Texas A&M University, USA

Title: Remote sensing with femtosecond laser pulses

Biography

Alexei Sokolov obtained an M.S. from Moscow Institute of Physics and Technology (1994), and a Physics Ph.D. from Stanford University (2001). Currently at Texas A&M University, Sokolov holds a Professor position in Physics and Astronomy, and a Stephen Harris Professorship in Quantum Optics. His overall expertise is in the field of laser physics, nonlinear optics, ultrafast science and spectroscopy. His research interest centers around applications of molecular coherence to quantum optics, ultrafast laser science and technology, including generation of sub-cycle optical pulses with prescribed temporal shape and studies of ultrafast atomic, molecular, and nuclear processes, as well as applications of quantum coherence in biological and defense-oriented areas. Sokolov is an OSA Fellow; his awards include the Lomb Medal (OSA, 2003), the Hyer Award (TX section APS, 2007), and the Treat Award (Texas A & M Research Foundation, 2011).

Abstract

Femtosecond laser pulses find widespread use in standoff spectroscopy. Various scenarios have been considered, including for example remote generation of a backward-propagating laser beam, or filament - induced breakdown spectroscopy (FIBS).
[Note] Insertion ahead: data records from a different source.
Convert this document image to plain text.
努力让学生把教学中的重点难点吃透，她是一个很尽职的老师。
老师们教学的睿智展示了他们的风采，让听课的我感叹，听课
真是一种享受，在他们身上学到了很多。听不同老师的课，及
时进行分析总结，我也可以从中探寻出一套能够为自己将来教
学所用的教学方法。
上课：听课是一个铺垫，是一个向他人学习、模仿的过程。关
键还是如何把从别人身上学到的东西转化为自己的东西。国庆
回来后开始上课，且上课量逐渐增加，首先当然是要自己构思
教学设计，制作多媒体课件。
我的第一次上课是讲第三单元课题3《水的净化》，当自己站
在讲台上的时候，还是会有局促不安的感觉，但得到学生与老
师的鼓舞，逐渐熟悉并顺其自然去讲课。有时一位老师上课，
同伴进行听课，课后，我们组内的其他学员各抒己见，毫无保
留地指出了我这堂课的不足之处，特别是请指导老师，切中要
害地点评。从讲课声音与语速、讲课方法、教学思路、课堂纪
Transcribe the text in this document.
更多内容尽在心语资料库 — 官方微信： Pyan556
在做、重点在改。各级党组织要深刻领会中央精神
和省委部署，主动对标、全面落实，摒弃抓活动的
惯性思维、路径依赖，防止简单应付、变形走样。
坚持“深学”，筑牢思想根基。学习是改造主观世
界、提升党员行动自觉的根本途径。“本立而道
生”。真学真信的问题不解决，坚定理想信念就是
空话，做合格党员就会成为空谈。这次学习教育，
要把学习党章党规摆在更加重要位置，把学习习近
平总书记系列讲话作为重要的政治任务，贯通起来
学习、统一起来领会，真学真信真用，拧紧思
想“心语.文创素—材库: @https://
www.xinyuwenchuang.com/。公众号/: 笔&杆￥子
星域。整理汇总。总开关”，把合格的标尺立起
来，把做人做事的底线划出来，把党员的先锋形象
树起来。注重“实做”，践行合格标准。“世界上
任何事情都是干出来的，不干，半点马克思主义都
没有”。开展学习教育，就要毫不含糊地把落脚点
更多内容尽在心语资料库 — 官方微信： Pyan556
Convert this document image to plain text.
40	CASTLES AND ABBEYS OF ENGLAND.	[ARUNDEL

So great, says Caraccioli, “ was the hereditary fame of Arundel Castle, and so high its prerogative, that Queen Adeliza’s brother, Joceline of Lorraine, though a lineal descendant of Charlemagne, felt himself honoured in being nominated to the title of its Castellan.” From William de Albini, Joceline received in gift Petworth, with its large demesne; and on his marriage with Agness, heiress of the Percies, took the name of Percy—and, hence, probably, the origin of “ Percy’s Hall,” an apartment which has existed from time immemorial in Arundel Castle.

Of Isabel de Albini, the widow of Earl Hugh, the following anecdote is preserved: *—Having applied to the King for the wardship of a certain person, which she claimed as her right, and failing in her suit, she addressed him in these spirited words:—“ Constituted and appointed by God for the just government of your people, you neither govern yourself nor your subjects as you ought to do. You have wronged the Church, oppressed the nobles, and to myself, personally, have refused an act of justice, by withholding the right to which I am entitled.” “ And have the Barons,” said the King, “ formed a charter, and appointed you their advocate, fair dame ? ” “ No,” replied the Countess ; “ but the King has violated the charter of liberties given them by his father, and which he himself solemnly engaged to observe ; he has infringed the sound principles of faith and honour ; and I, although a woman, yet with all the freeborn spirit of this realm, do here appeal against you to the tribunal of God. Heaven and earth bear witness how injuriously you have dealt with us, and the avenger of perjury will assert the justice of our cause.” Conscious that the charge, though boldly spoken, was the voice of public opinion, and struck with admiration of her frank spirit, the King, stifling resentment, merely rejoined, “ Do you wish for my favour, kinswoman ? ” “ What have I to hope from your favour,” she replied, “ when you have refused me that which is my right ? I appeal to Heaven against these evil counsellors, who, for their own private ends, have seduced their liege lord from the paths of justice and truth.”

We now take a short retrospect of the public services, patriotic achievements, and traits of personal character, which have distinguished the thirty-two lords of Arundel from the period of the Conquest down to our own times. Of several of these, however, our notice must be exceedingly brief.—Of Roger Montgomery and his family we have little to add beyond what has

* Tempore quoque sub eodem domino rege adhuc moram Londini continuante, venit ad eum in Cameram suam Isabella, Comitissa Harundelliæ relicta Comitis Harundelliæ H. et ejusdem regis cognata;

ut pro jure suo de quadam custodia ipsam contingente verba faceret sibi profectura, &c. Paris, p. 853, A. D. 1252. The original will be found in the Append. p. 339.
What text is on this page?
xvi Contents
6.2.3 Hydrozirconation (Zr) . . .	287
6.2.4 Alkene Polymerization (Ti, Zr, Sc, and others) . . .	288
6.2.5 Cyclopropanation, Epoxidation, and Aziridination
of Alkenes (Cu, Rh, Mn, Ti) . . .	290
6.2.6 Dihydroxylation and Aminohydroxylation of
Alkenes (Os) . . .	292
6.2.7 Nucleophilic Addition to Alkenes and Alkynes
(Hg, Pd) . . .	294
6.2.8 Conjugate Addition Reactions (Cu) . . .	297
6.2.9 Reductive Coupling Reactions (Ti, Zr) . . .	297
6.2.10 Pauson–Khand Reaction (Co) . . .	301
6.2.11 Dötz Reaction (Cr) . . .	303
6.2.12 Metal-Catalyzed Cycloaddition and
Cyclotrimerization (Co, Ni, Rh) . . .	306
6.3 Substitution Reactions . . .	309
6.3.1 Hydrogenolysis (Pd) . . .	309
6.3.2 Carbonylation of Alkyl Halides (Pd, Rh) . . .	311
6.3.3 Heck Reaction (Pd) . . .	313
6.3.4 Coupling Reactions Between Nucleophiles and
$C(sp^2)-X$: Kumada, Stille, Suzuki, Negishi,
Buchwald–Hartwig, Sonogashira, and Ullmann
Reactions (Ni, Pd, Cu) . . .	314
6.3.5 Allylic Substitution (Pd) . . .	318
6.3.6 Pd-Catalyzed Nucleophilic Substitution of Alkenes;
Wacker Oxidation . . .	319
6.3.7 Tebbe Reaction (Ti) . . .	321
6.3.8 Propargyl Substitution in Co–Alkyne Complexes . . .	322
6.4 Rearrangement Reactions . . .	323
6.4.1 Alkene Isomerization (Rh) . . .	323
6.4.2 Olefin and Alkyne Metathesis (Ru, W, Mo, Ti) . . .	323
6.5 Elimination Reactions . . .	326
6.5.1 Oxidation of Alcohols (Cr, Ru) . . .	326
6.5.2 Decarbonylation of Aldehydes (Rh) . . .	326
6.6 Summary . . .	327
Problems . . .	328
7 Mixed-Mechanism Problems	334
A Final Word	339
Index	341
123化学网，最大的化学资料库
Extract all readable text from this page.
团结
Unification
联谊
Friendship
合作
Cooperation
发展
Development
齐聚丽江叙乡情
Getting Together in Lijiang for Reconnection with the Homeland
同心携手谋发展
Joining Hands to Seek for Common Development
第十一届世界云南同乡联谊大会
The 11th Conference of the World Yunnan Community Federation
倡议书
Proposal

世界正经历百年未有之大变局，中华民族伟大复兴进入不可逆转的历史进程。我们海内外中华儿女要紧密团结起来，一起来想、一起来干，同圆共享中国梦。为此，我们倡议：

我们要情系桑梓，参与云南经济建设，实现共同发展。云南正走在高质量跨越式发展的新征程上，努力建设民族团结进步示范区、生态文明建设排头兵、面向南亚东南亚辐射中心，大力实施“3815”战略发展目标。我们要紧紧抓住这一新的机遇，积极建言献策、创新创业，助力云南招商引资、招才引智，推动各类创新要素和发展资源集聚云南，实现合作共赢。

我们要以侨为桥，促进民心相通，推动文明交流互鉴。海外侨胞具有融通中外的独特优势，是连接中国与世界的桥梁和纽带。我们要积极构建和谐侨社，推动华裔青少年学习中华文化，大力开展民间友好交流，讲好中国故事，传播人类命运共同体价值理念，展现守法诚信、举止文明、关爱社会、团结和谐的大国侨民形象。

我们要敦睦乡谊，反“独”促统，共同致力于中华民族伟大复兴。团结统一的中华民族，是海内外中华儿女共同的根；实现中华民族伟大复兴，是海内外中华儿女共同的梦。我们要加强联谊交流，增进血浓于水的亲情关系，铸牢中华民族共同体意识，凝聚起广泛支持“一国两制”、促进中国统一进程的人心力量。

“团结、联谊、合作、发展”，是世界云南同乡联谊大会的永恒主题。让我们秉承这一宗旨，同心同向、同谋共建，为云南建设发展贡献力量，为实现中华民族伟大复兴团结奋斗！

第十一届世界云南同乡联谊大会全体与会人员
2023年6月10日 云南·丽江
Femtosecond laser filamentation starts when Kerr-induced self-focusing overcomes beam diffraction. When a threshold power is reached, the transverse intensity profile of the laser beam decreases until nonlinear defocusing mechanisms come into play, due to for example production of plasma or multi-photon excitation of conduction-band electrons. The balance between self-focusing and defocusing processes results in formation of a filament that can propagate over distances orders of magnitude longer than the Rayleigh range corresponding to their transverse dimensions. In our experiment we have used filaments for sub-diffraction-limited imaging of remote objects. Controlled production and manipulation of laser filaments will enable further applications to remote detection and sensing. In my talk I will review the latest ideas and the most recent experimental results from our work toward this goal.